Disamping itu, permasalahan overload dan over dimens (Odol) truk-truk muatan kapal RO-RO memang juga menjadi pembahasan yang tidak ada habisnya khususnya di pelabuhan, hal ini yang menyita perhatian banyak pihak untuk menertibkan dengan keseriusan. Persoalannya, kondisi truk yang demikian itu akan sedikit banyak mempengaruhi kondisi kapal dan sebagai taruhannya adalah keselamatan pelayaran. Namun diakui, kebijakan tonase yang diberlakukan antara sisi darat dengan laut berbeda sehingga para pelaku usaha ekspedisi truk kekeh menolak pemberlakukan ketinggian muatan yang ditetapkan untuk kapal dengan batas 3,8 meter dibandingkan dengan di darat 4,2 meter.
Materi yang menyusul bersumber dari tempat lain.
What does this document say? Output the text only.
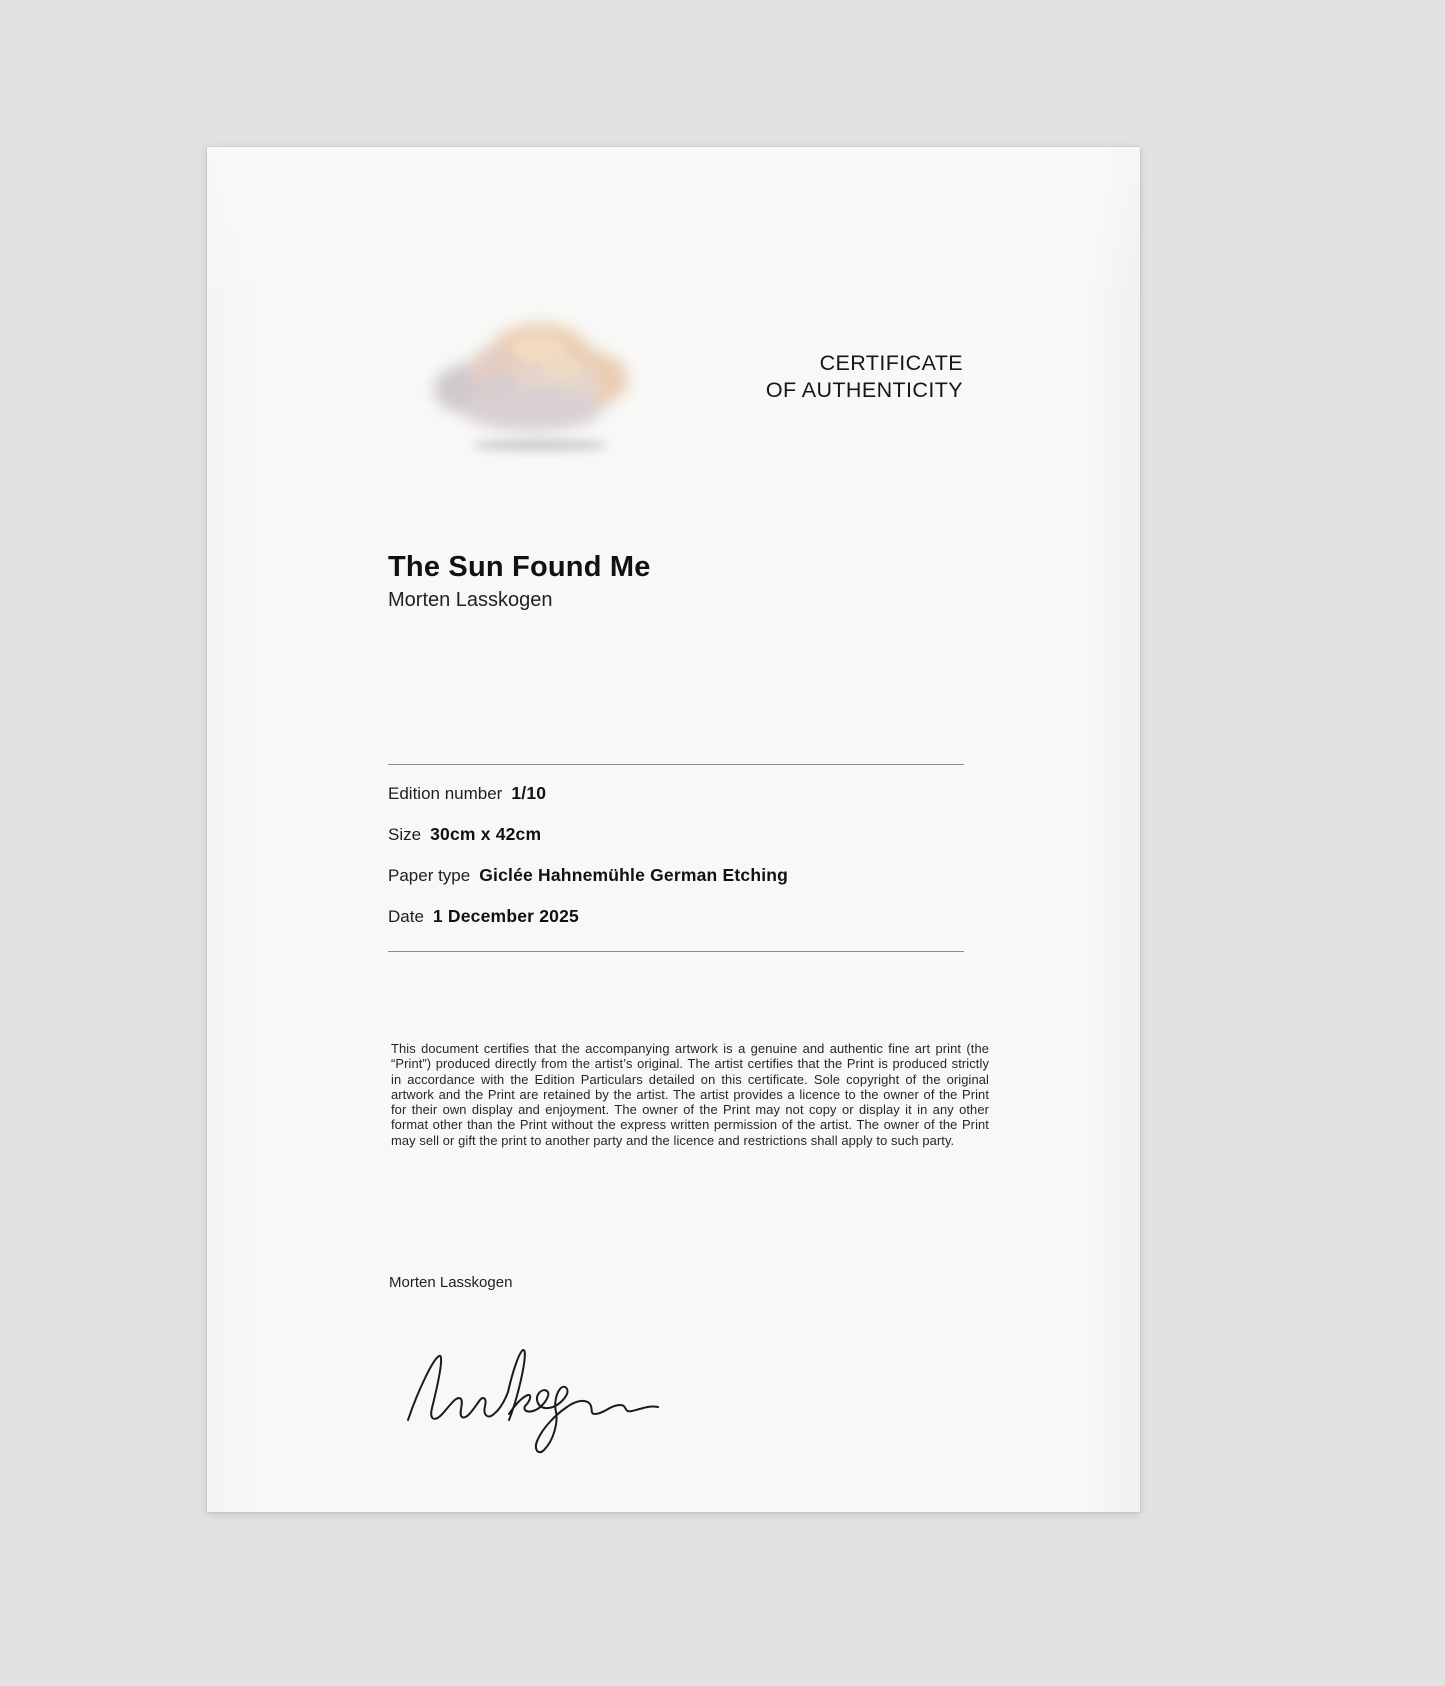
CERTIFICATE
OF AUTHENTICITY
The Sun Found Me
Morten Lasskogen
Edition number 1/10
Size 30cm x 42cm
Paper type Giclée Hahnemühle German Etching
Date 1 December 2025
This document certifies that the accompanying artwork is a genuine and authentic fine art print (the “Print”) produced directly from the artist’s original. The artist certifies that the Print is produced strictly in accordance with the Edition Particulars detailed on this certificate. Sole copyright of the original artwork and the Print are retained by the artist. The artist provides a licence to the owner of the Print for their own display and enjoyment. The owner of the Print may not copy or display it in any other format other than the Print without the express written permission of the artist. The owner of the Print may sell or gift the print to another party and the licence and restrictions shall apply to such party.
Morten Lasskogen
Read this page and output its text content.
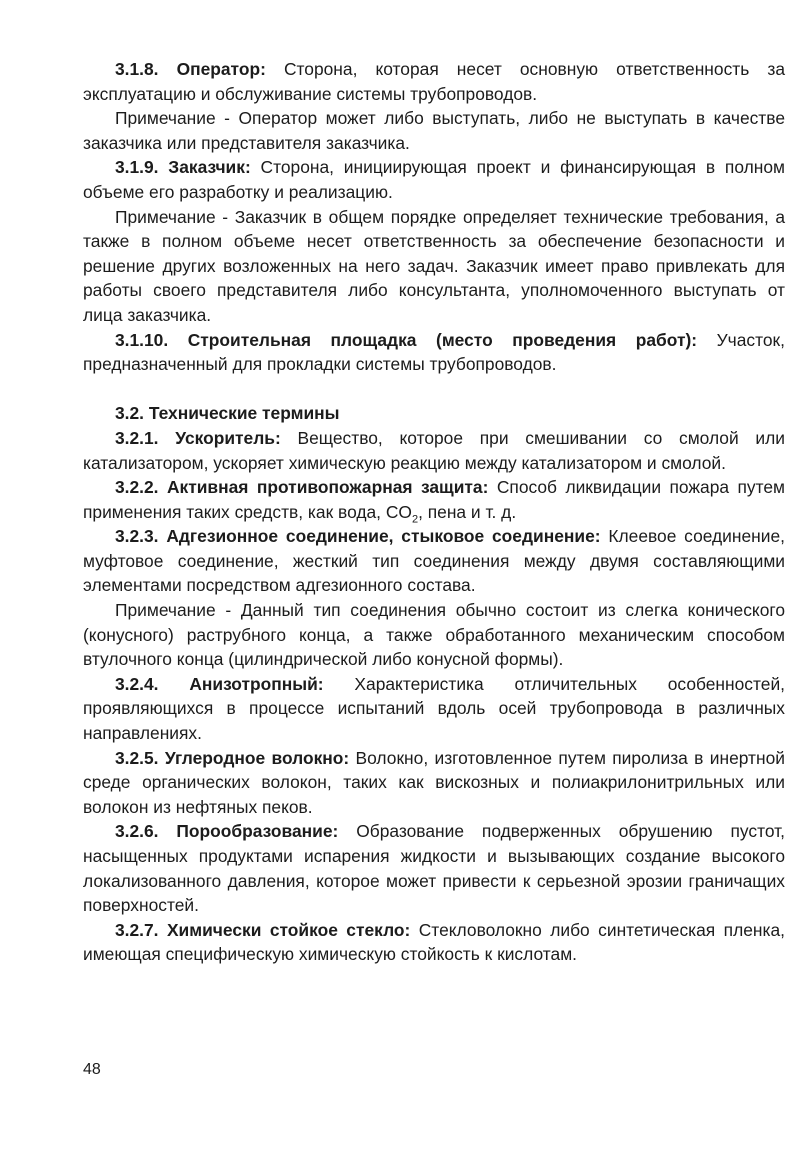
3.1.8. Оператор: Сторона, которая несет основную ответственность за эксплуатацию и обслуживание системы трубопроводов.

Примечание - Оператор может либо выступать, либо не выступать в качестве заказчика или представителя заказчика.

3.1.9. Заказчик: Сторона, инициирующая проект и финансирующая в полном объеме его разработку и реализацию.

Примечание - Заказчик в общем порядке определяет технические требования, а также в полном объеме несет ответственность за обеспечение безопасности и решение других возложенных на него задач. Заказчик имеет право привлекать для работы своего представителя либо консультанта, уполномоченного выступать от лица заказчика.

3.1.10. Строительная площадка (место проведения работ): Участок, предназначенный для прокладки системы трубопроводов.

3.2. Технические термины

3.2.1. Ускоритель: Вещество, которое при смешивании со смолой или катализатором, ускоряет химическую реакцию между катализатором и смолой.

3.2.2. Активная противопожарная защита: Способ ликвидации пожара путем применения таких средств, как вода, $CO_2$, пена и т. д.

3.2.3. Адгезионное соединение, стыковое соединение: Клеевое соединение, муфтовое соединение, жесткий тип соединения между двумя составляющими элементами посредством адгезионного состава.

Примечание - Данный тип соединения обычно состоит из слегка конического (конусного) раструбного конца, а также обработанного механическим способом втулочного конца (цилиндрической либо конусной формы).

3.2.4. Анизотропный: Характеристика отличительных особенностей, проявляющихся в процессе испытаний вдоль осей трубопровода в различных направлениях.

3.2.5. Углеродное волокно: Волокно, изготовленное путем пиролиза в инертной среде органических волокон, таких как вискозных и полиакрилонитрильных или волокон из нефтяных пеков.

3.2.6. Порообразование: Образование подверженных обрушению пустот, насыщенных продуктами испарения жидкости и вызывающих создание высокого локализованного давления, которое может привести к серьезной эрозии граничащих поверхностей.

3.2.7. Химически стойкое стекло: Стекловолокно либо синтетическая пленка, имеющая специфическую химическую стойкость к кислотам.

48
“Masalah odol tidak usaha dibuat repot, begini saja bagi truk yang beroperasi di darat silahkan ikuti aturan darat sedang yang di laut harus ikut aturan laut,” tegas Direktur Lalu Lintas dan Angkutan Laut Direktorat Jenderal Perhuhungan LautDirektur Lalulintas Laut, Capt. Wisnu Handoko dalam acara diskusi dengan stakeholder Tanjung Perak di kantor Otoritas Pelabuhan Tanjung Perak meski dalam acara tersebut bulum didapat kata sepakat. (RG)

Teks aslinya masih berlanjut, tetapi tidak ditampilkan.